10.          Eligible Director’s Rights Unsecured. The right of an Eligible Director to receive any cash payment or Shares hereunder shall rank as an unsecured claim against Apex and shall be subject to the claims of general creditors in the event of the bankruptcy or insolvency of Apex.  Assets that may be set aside for Apex’s convenience with respect to the Plan, and bookkeeping accounts maintained pursuant to the Plan, shall not in any way be construed as assets held in trust for, or be subject to any prior claim by, an Eligible Director or beneficiary.

11.          Effective Date. The Plan shall become effective on March 14, 2007.

12.          Section 409A.  Apex intends that payments and benefits payable under the Plan not be subject to the additional tax imposed pursuant to Section 409A of the Code, and the Plan shall be construed in accordance with such intent.  To the extent such payments or benefits could become subject to such Section, Apex shall cooperate with the Eligible Directors to amend the Plan with the goal of providing to the Eligible Directors the economic benefits described in the Plan in a manner that does not result in such tax being imposed.
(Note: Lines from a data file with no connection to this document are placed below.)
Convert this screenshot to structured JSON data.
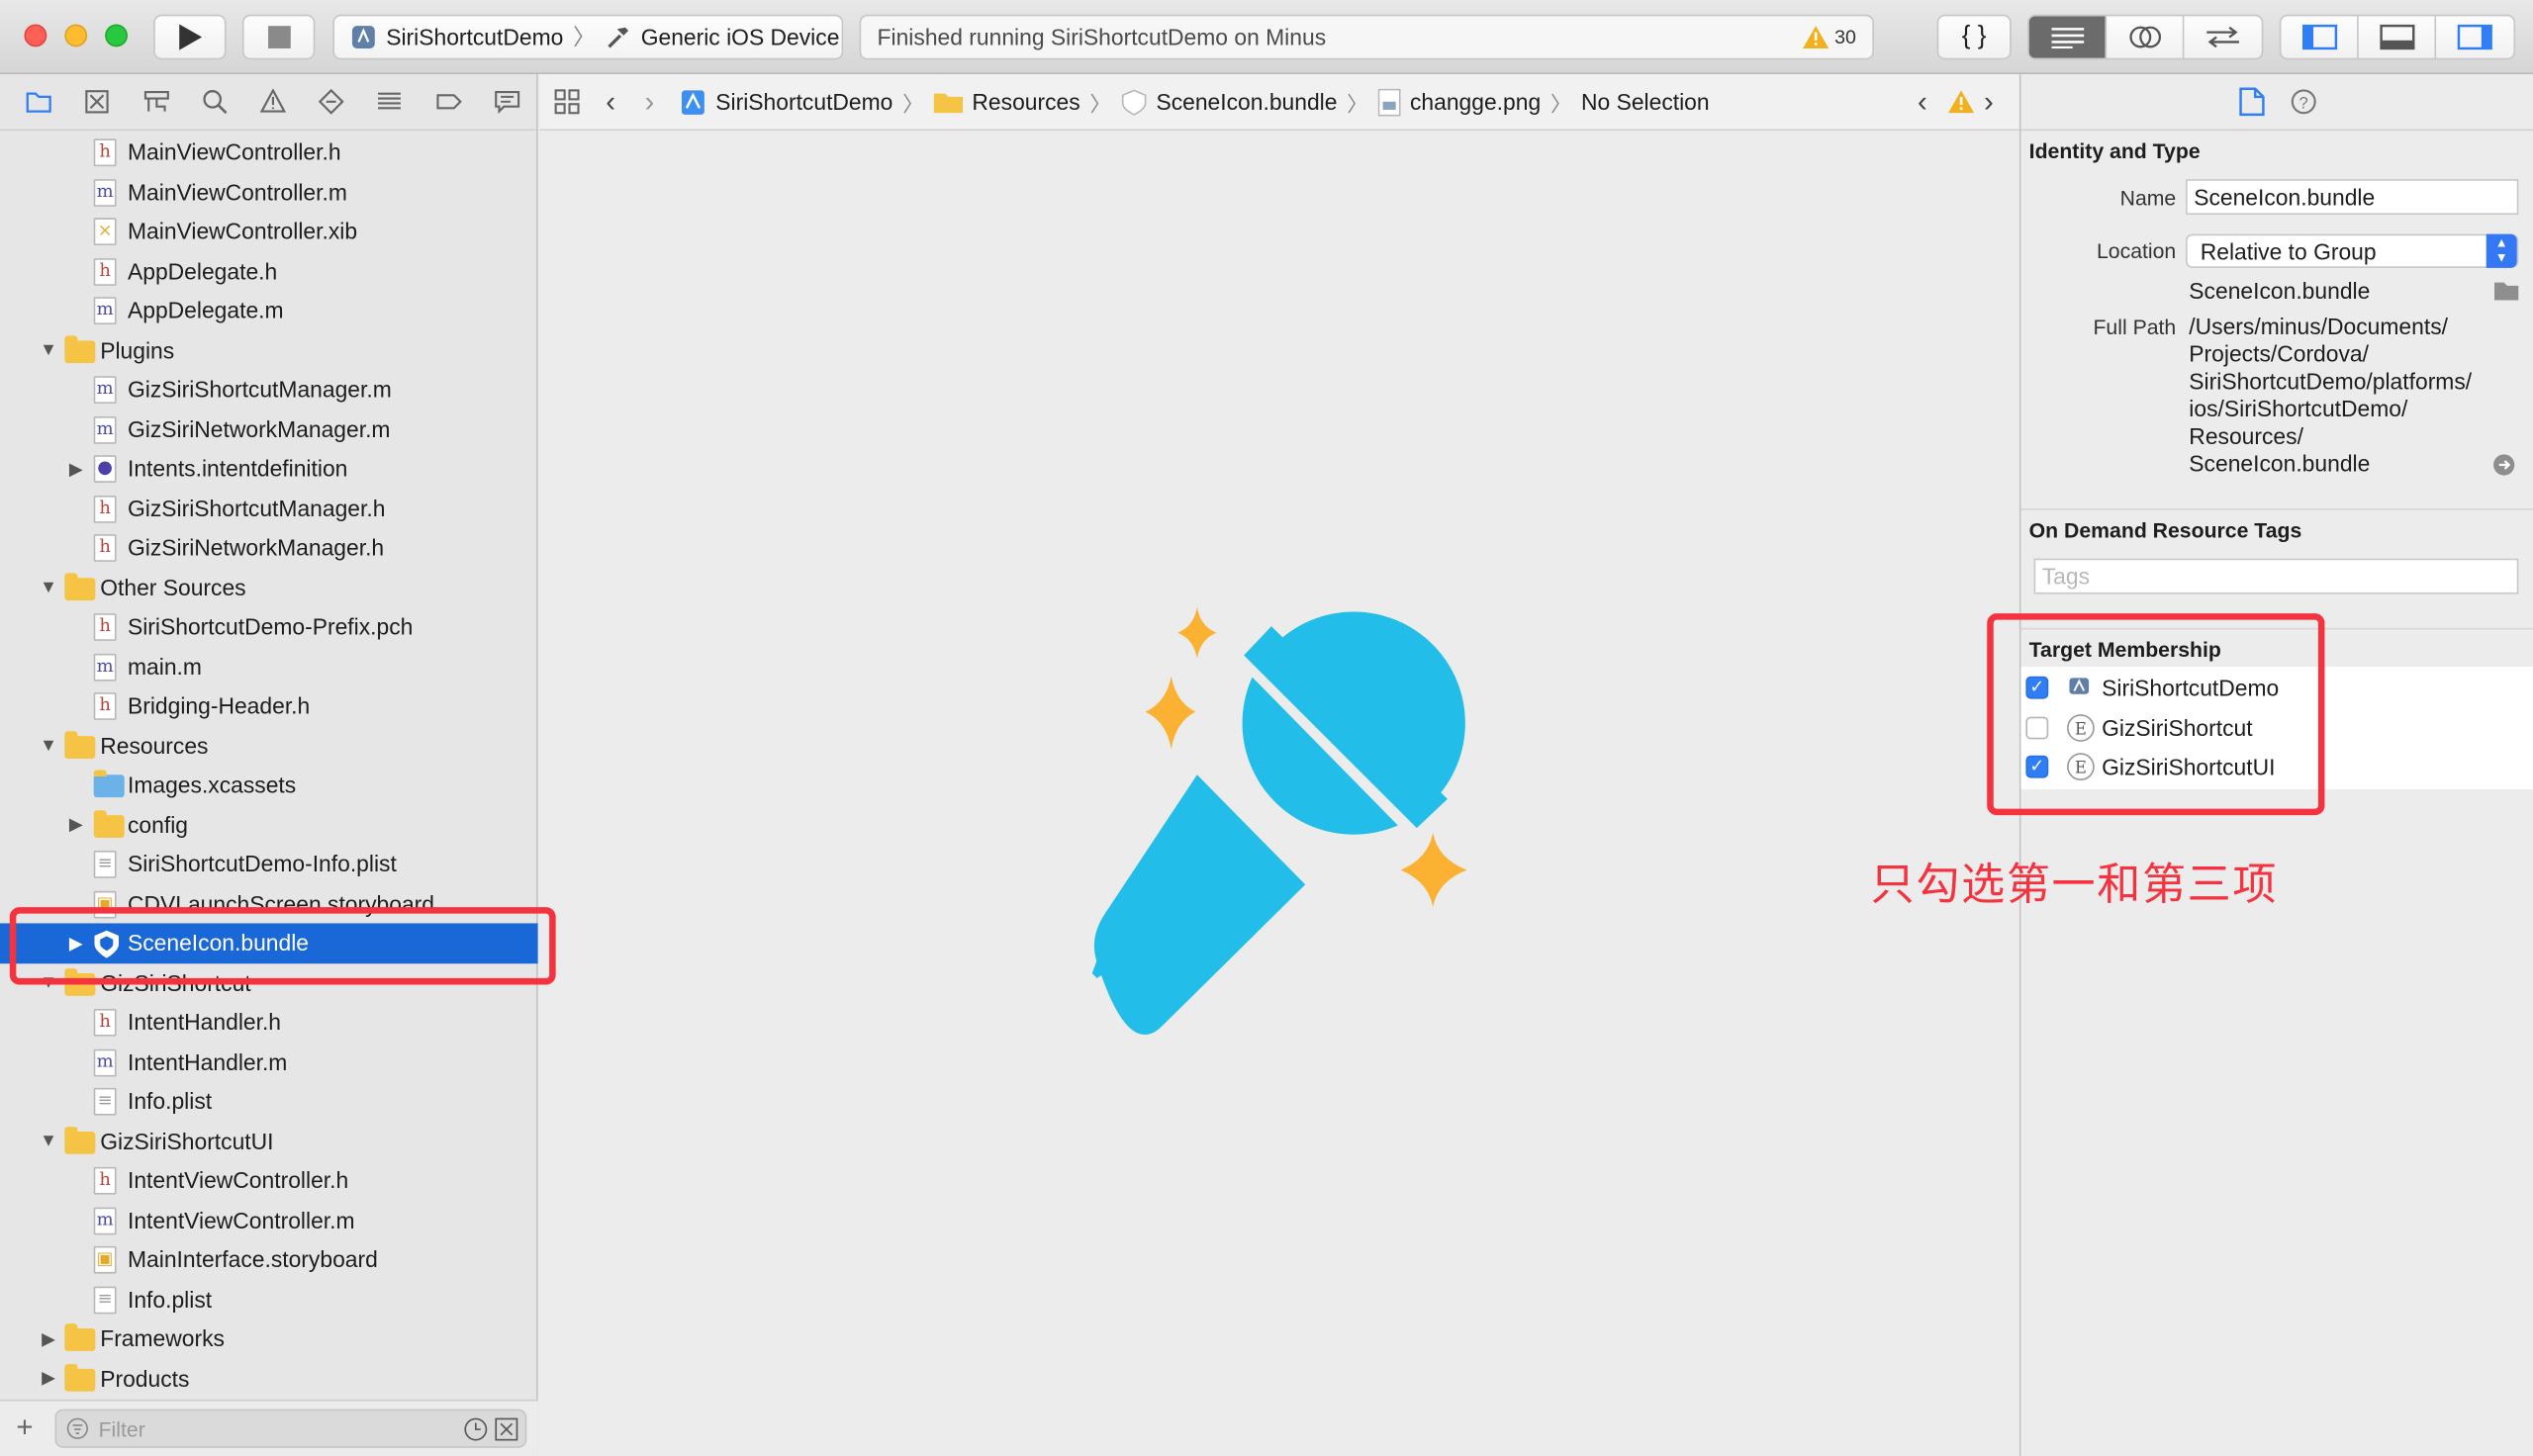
{
  "toolbar": {
    "scheme_target": "SiriShortcutDemo",
    "scheme_device": "Generic iOS Device",
    "status_text": "Finished running SiriShortcutDemo on Minus",
    "warning_count": "30"
  },
  "navigator": {
    "tab_icons": [
      "folder-icon",
      "source-control-icon",
      "symbol-icon",
      "search-icon",
      "issue-icon",
      "test-icon",
      "debug-icon",
      "breakpoint-icon",
      "report-icon"
    ],
    "items": [
      {
        "label": "MainViewController.h",
        "kind": "h",
        "indent": 2
      },
      {
        "label": "MainViewController.m",
        "kind": "m",
        "indent": 2
      },
      {
        "label": "MainViewController.xib",
        "kind": "xib",
        "indent": 2
      },
      {
        "label": "AppDelegate.h",
        "kind": "h",
        "indent": 2
      },
      {
        "label": "AppDelegate.m",
        "kind": "m",
        "indent": 2
      },
      {
        "label": "Plugins",
        "kind": "folder",
        "indent": 1,
        "expanded": true
      },
      {
        "label": "GizSiriShortcutManager.m",
        "kind": "m",
        "indent": 2
      },
      {
        "label": "GizSiriNetworkManager.m",
        "kind": "m",
        "indent": 2
      },
      {
        "label": "Intents.intentdefinition",
        "kind": "intent",
        "indent": 2,
        "collapsed": true
      },
      {
        "label": "GizSiriShortcutManager.h",
        "kind": "h",
        "indent": 2
      },
      {
        "label": "GizSiriNetworkManager.h",
        "kind": "h",
        "indent": 2
      },
      {
        "label": "Other Sources",
        "kind": "folder",
        "indent": 1,
        "expanded": true
      },
      {
        "label": "SiriShortcutDemo-Prefix.pch",
        "kind": "h",
        "indent": 2
      },
      {
        "label": "main.m",
        "kind": "m",
        "indent": 2
      },
      {
        "label": "Bridging-Header.h",
        "kind": "h",
        "indent": 2
      },
      {
        "label": "Resources",
        "kind": "folder",
        "indent": 1,
        "expanded": true
      },
      {
        "label": "Images.xcassets",
        "kind": "assets",
        "indent": 2
      },
      {
        "label": "config",
        "kind": "folder",
        "indent": 2,
        "collapsed": true
      },
      {
        "label": "SiriShortcutDemo-Info.plist",
        "kind": "plist",
        "indent": 2
      },
      {
        "label": "CDVLaunchScreen.storyboard",
        "kind": "storyboard",
        "indent": 2
      },
      {
        "label": "SceneIcon.bundle",
        "kind": "bundle",
        "indent": 2,
        "collapsed": true,
        "selected": true
      },
      {
        "label": "GizSiriShortcut",
        "kind": "folder",
        "indent": 1,
        "expanded": true
      },
      {
        "label": "IntentHandler.h",
        "kind": "h",
        "indent": 2
      },
      {
        "label": "IntentHandler.m",
        "kind": "m",
        "indent": 2
      },
      {
        "label": "Info.plist",
        "kind": "plist",
        "indent": 2
      },
      {
        "label": "GizSiriShortcutUI",
        "kind": "folder",
        "indent": 1,
        "expanded": true
      },
      {
        "label": "IntentViewController.h",
        "kind": "h",
        "indent": 2
      },
      {
        "label": "IntentViewController.m",
        "kind": "m",
        "indent": 2
      },
      {
        "label": "MainInterface.storyboard",
        "kind": "storyboard",
        "indent": 2
      },
      {
        "label": "Info.plist",
        "kind": "plist",
        "indent": 2
      },
      {
        "label": "Frameworks",
        "kind": "folder",
        "indent": 1,
        "collapsed": true
      },
      {
        "label": "Products",
        "kind": "folder",
        "indent": 1,
        "collapsed": true
      }
    ],
    "filter_placeholder": "Filter"
  },
  "jumpbar": {
    "crumbs": [
      "SiriShortcutDemo",
      "Resources",
      "SceneIcon.bundle",
      "changge.png",
      "No Selection"
    ]
  },
  "editor": {
    "image_colors": {
      "mic": "#22bde9",
      "sparkle": "#fbb233"
    }
  },
  "inspector": {
    "identity_title": "Identity and Type",
    "name_label": "Name",
    "name_value": "SceneIcon.bundle",
    "location_label": "Location",
    "location_value": "Relative to Group",
    "location_file": "SceneIcon.bundle",
    "full_path_label": "Full Path",
    "full_path_lines": [
      "/Users/minus/Documents/",
      "Projects/Cordova/",
      "SiriShortcutDemo/platforms/",
      "ios/SiriShortcutDemo/",
      "Resources/",
      "SceneIcon.bundle"
    ],
    "tags_title": "On Demand Resource Tags",
    "tags_placeholder": "Tags",
    "membership_title": "Target Membership",
    "targets": [
      {
        "name": "SiriShortcutDemo",
        "checked": true,
        "icon": "app-icon"
      },
      {
        "name": "GizSiriShortcut",
        "checked": false,
        "icon": "extension-icon"
      },
      {
        "name": "GizSiriShortcutUI",
        "checked": true,
        "icon": "extension-icon"
      }
    ]
  },
  "annotation": {
    "text": "只勾选第一和第三项",
    "color": "#f5333f"
  }
}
If an Eligible Director is a specified employee of the Company within the meaning of Code Section 409A(a)(2)(B)(i), then when the Eligible Director ceases to be a member of the Board, Share issuance and cash payments hereunder shall be deferred for the minimum amount of time (if any) necessary to avoid the imposition of additional taxes upon the Eligible Director with respect thereto under Code Section 409A.

13.          Amendment and Termination.  The Board or any authorized Committee of the Board may at any time terminate, and may at any time and from time to time and in any respect amend, the Plan for any reason; provided that the Plan may not be amended more than once every six months, other than to comport with changes in the Code, the Employee Retirement Income Security Act of 1974, or the rules and regulations thereunder.